Where “Apex” does impress is the commitment to physical detail.. The movie is shot entirely on location. and that choice shows in the texture of the wilderness—terrain that looks genuinely climbed. water that looks genuinely cold. and sequences that feel grounded in the effort required to survive them.. Theron even performs her own stunts, training to convincingly portray a rock climber.. For a streaming release. that level of craft makes a difference. because the danger doesn’t always look like it was added later.. It looks lived in.
Still, realism alone can’t replace emotional specificity.. The camera work and striking visuals are often strong enough to earn “pause and stare” moments. but the narrative keeps the character work at a distance.. Sasha’s grief is present. but it rarely becomes a fully explored internal landscape; it’s mainly expressed through posture. stillness. and the occasional shift in focus rather than a gradual unspooling of what her choices cost her.
Theron’s acting is the clearest reason “Apex” doesn’t fall apart.. She brings a haunted quiet to Sasha that doesn’t beg for understanding—it simply exists. making her decisions feel earned even when the timeline feels compressed.. Her ability to communicate without much dialogue helps anchor the viewer. especially during stretches where the story could easily become pure chase fantasy.
Egerton, meanwhile, plays Ben with relish.. His performance is built on unsettling calm. quick intensity. and a kind of studied cruelty that recalls classic screen antagonists—less about grand speeches and more about the way he occupies a scene.. Misryoum also notes the work involved in his semi-believable Australian accent. and it pays off because it never calls attention to itself the way an artificial vocal affect sometimes does.. Ben’s “ready to snap” energy makes him feel dangerous in a way that reads as personal rather than procedural.
Taken together.

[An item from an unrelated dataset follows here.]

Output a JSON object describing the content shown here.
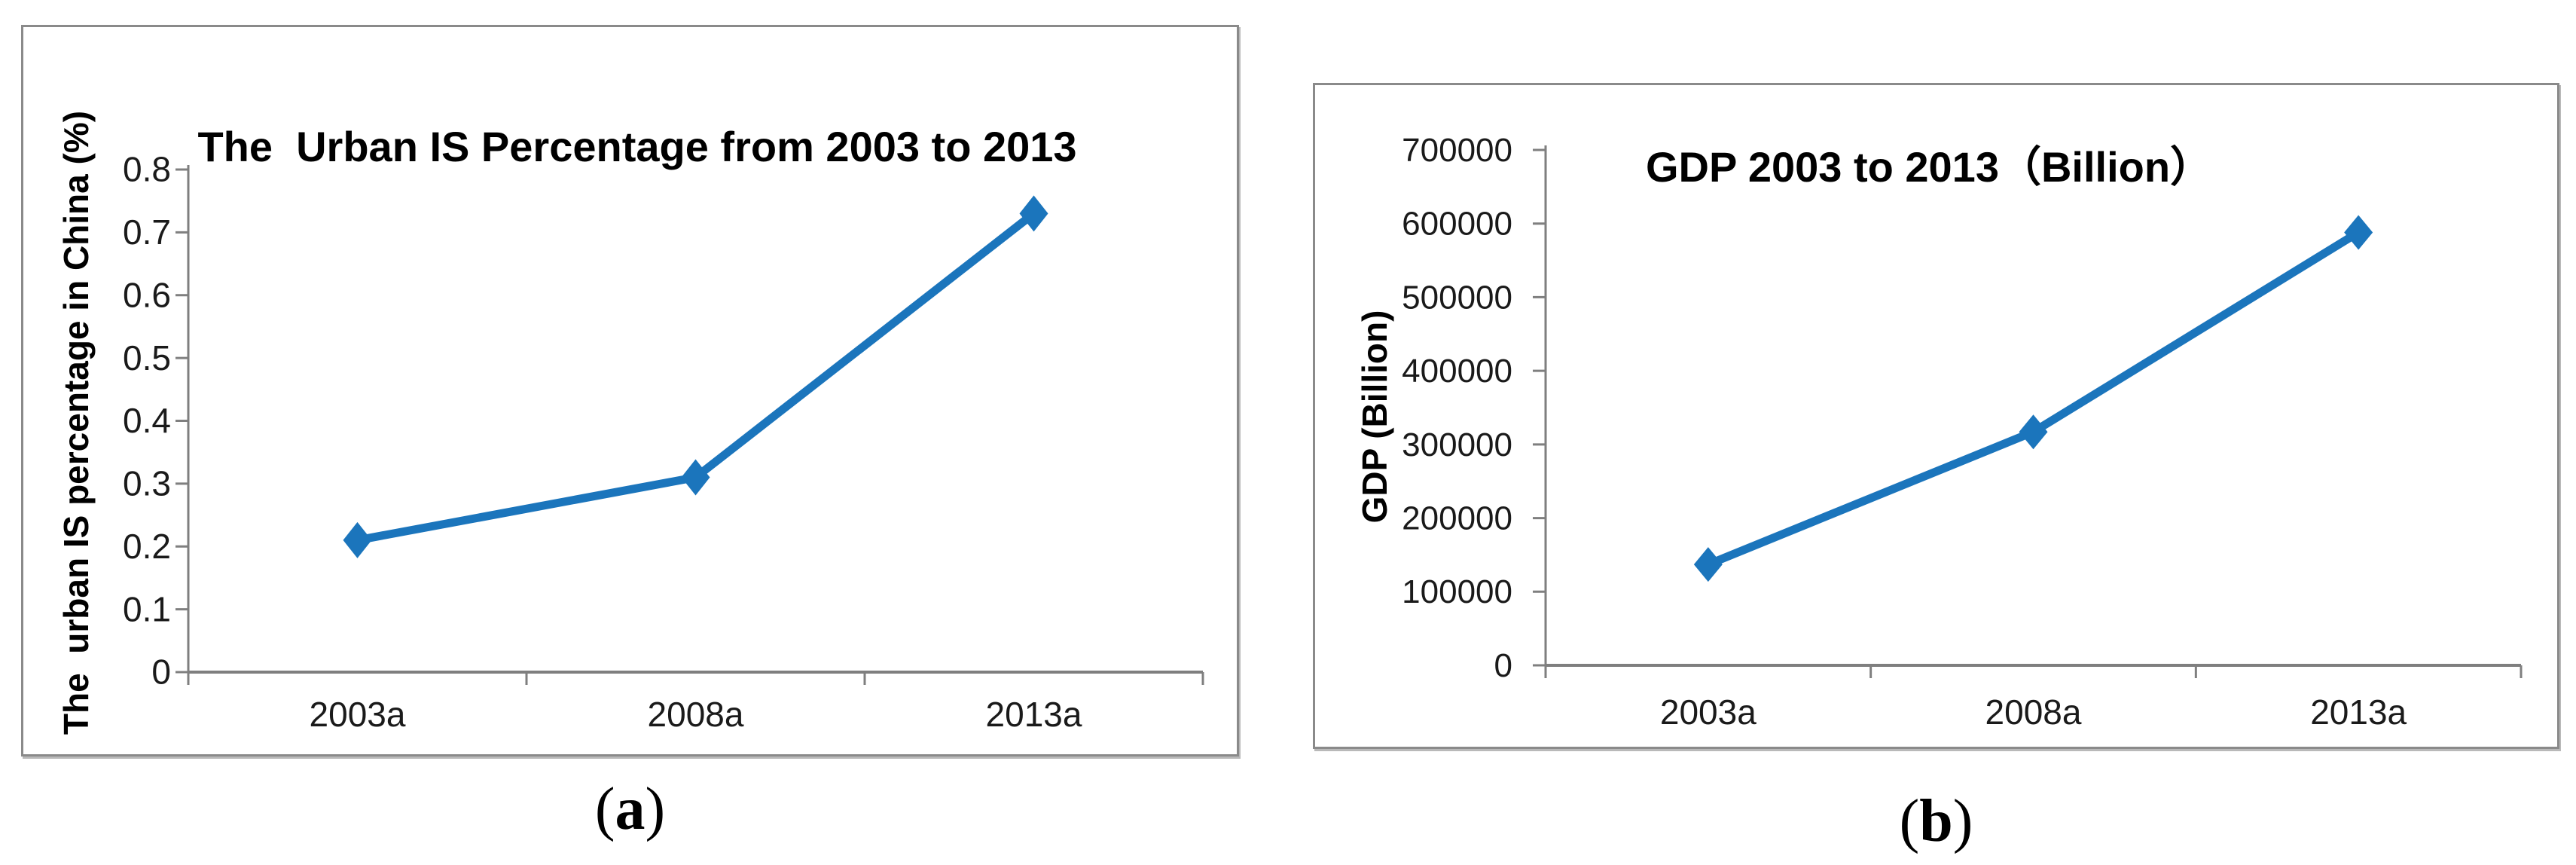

Theron and Egerton create enough chemistry to keep the tension alive. even when the script grows predictable in shape.. The hunt escalates in ways survival thrillers often do. and “Apex” offers enough twists and set pieces to hold attention through the final stretch.. Misryoum simply can’t shake the sense that the film had the ingredients for something more—an experience where loss and survival didn’t just share the same poster photo. but actually connected emotionally.
If you’re looking for empty-calorie terror for the weekend—stunts, wilderness atmosphere, and a villain you’ll remember—“Apex” delivers. Just don’t expect the grief story to go much deeper than the thrill format allows.